Persistence under simulated rainfall
We carried out rainfall experiments in a controlled laboratory
environment using a pressure sprayer filled with deionized water and an
adjustable nozzle to alter droplet size from a direct stream to a fine
mist. To simulate vegetation, we used six tomatoes and six peaches to
provide a comparison between smooth and textured surfaces.

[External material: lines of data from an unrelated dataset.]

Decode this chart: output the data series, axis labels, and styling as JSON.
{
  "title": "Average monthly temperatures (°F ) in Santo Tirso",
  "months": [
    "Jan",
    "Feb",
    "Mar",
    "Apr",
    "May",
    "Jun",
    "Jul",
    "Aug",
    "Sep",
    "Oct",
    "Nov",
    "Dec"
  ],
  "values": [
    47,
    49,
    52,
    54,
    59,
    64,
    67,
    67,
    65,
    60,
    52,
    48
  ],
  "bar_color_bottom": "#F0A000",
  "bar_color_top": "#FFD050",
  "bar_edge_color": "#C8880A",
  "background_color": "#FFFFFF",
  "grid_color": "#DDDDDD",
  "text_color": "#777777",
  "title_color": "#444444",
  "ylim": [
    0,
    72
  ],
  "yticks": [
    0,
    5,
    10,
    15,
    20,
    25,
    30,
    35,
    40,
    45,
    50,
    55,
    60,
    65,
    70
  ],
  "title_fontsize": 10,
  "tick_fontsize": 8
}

Tomatoes and
peaches were first washed and dried to remove any external
contamination, before 3µl of slurry were deposited onto five of the six
pieces of fruit, leaving one as a negative control. Once the slurry had
dried, we placed four tomatoes and four peaches onto an
~35 x 25 cm metallic mesh grate, which was first cleaned
with 10% bleach solution and rinsed. The last tomato and peach were
kept as positive controls. Fruit were then sprayed to simulate rainfall
using a handheld pressure sprayer from one meter away with a maximum
working pressure of 36 PSI (2.48 Bar) and maximum water exit speed of
approximately 10 meters per second; which would result in comparable
speed and kinetic energy of heavy rainfall (van Boxel, 1997; Tilg,
Vejen, Hasager, & Nielsen, 2020). We began by using a large nozzle
opening to represent large droplets during heavy rain and sprayed 220 ml
of water over the fruit. Using nitrile gloves, all pieces of fruit were
then placed alone into two-liter buckets (cleaned with 1% bleach and
double rinsed) filled with a liter of deionized water to remove any eDNA
remaining on their surface (Valentin et al., 2018). Fruits were then
removed from the buckets and the resultant solution filtered through a
10 µm PCTE filter to capture intracellular eDNA. We then rewashed the
tomatoes and peaches in a 1% bleach solution then double rinsed in
deionized water and randomly assigned one of each as a negative each
time to control for decontamination errors. We repeated the above
process with an intermediate nozzle opening to represent light rainfall
and sprayed 220 ml of water, then once again after changing the nozzle
to simulate a misty rain event and spraying 220 ml of water. We repeated
the mist process an additional three times, halving the volume of mist
applied each time (i.e. 110 ml, 55 ml, 27 ml). We then extracted the DNA
from the filters using the HotSHOT method and tested for target
intracellular eDNA via qPCR in an Applied Biosystems 7500 real-time PCR
machine in duplicate following the above protocol.